Risk management under PMO governance
Disasters are generally unpredictable but an advanced PMO may be able to assist governance by raising risk management to the next level.
In most successful projects, the project manager identifies risks and monitors them closely. The project manager usually rates and prioritises the risks: for example, a risk with a ‘very high’ likelihood and a ‘very high’ impact may rate as an ‘extreme’ risk. One with a ‘very low’ likelihood and a ‘very high’ impact may be rated as a ‘moderate’ risk. Usually a project manager focuses on those risks rated ‘extreme’, ‘very high’ or ‘high’ over the life of the project.
Although program managers may take both broader and longer perspectives, they still focus on the higher rated risks, particularly those that are escalated, or affect multiple projects. Even program managers spend little time worrying about operational risks. Yet, from a corporate perspective, the foremost aim of the business must be to stay in business even if disaster strikes.

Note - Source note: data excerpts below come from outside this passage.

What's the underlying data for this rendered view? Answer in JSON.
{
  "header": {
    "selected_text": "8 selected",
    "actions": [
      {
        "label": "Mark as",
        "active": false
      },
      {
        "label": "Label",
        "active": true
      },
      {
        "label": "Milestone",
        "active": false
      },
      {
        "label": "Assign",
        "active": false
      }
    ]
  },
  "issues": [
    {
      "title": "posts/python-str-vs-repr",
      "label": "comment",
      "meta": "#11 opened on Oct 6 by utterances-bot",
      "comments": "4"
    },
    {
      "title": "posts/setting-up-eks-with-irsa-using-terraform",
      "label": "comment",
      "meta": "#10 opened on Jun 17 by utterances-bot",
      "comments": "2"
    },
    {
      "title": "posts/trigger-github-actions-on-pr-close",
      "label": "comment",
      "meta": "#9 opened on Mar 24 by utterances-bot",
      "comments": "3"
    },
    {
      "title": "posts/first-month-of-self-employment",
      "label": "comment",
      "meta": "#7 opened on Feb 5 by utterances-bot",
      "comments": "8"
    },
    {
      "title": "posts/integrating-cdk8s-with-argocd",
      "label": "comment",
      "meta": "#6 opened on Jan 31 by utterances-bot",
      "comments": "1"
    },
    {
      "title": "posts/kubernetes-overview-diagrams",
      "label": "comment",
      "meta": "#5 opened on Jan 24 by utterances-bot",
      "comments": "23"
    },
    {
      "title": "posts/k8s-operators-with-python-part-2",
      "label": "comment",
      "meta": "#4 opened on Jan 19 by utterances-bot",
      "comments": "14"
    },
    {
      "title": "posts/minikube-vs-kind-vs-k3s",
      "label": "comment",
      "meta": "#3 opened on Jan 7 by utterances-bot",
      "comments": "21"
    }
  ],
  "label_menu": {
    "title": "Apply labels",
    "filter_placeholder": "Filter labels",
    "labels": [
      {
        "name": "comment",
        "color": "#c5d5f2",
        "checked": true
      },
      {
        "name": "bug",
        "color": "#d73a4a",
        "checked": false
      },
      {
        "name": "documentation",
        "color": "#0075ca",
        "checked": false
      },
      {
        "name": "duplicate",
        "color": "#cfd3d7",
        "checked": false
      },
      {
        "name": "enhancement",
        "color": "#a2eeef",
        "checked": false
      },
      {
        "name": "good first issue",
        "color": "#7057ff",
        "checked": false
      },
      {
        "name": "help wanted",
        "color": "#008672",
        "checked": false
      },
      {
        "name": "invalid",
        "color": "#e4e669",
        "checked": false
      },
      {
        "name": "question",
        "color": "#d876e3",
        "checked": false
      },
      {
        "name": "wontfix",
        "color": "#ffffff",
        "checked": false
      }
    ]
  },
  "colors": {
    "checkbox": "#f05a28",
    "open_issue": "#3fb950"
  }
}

Unless the organisation has a dedicated risk management unit, the expertise in risk management often belongs in an advanced PMO that covers the enterprise portfolio of projects. The specialist field of looking at those risks that occur very infrequently, but can have a catastrophic impact, is called business continuity planning. In business continuity planning, we look at risks that affect the existence of a business, its continuity through and beyond a disaster.
Performing business continuity planning is a fundamental governance practice, and should be performed regularly. Analysis can become quite complex, as many causes can lead to the same result, and many catastrophic failures result from not one event, but multiple triggers, events and circumstances occurring simultaneously or in rapid succession. For example, an airliner crash is rarely the result of a single failure. Size is not always protection; the global financial crisis saw many giants topple, but other factors also contributed to their downfall, including errors in strategic directions.
A good business continuity plan, and the subsequent project to mitigate the dangers, can demonstrate positive value by reducing the expected losses before and after mitigation.
When catastrophic impact risks are identified, the first approach should be to see if the danger can be managed with reasonable steps to decrease impact. Where this first approach is not feasible, the second plan is to create disaster recovery plans that cover different scenarios and scope.
The role of an advanced PMO working at the level of an enterprise portfolio is to ensure the right things are done: this includes projects to mitigate risk or to prepare contingent plans and other components. Often these plans are subordinate to a crisis management plan in the case of a short-term but intense event.
A disaster recovery plan must allow for business continuity to occur within a critical timeframe called the maximum tolerated outage, determining during business continuity planning analysis. The final step to recovery back to normal operations invokes business resumption plans that are left as an afterthought, or forgotten.
The risk management and governance roles in a PMO can assist in the whole gamut of disaster recovery plans, acting as a centre of excellence if given the chance and development. However, a PMO can also perform a more pragmatic role once the plans are developed.
Plans need to be stored, protected from disasters, and frequently updated to keep contact details and roles and responsibilities current. This role would normally be performed in conjunction with a service desk or call centre under the guidance of an executive board or committee.
Perhaps an advanced PMO cannot prevent all disasters, but its expertise may help to prepare for disasters and play a part in keeping an organisation alive through and after a disaster by following best practice in governance and advanced risk management.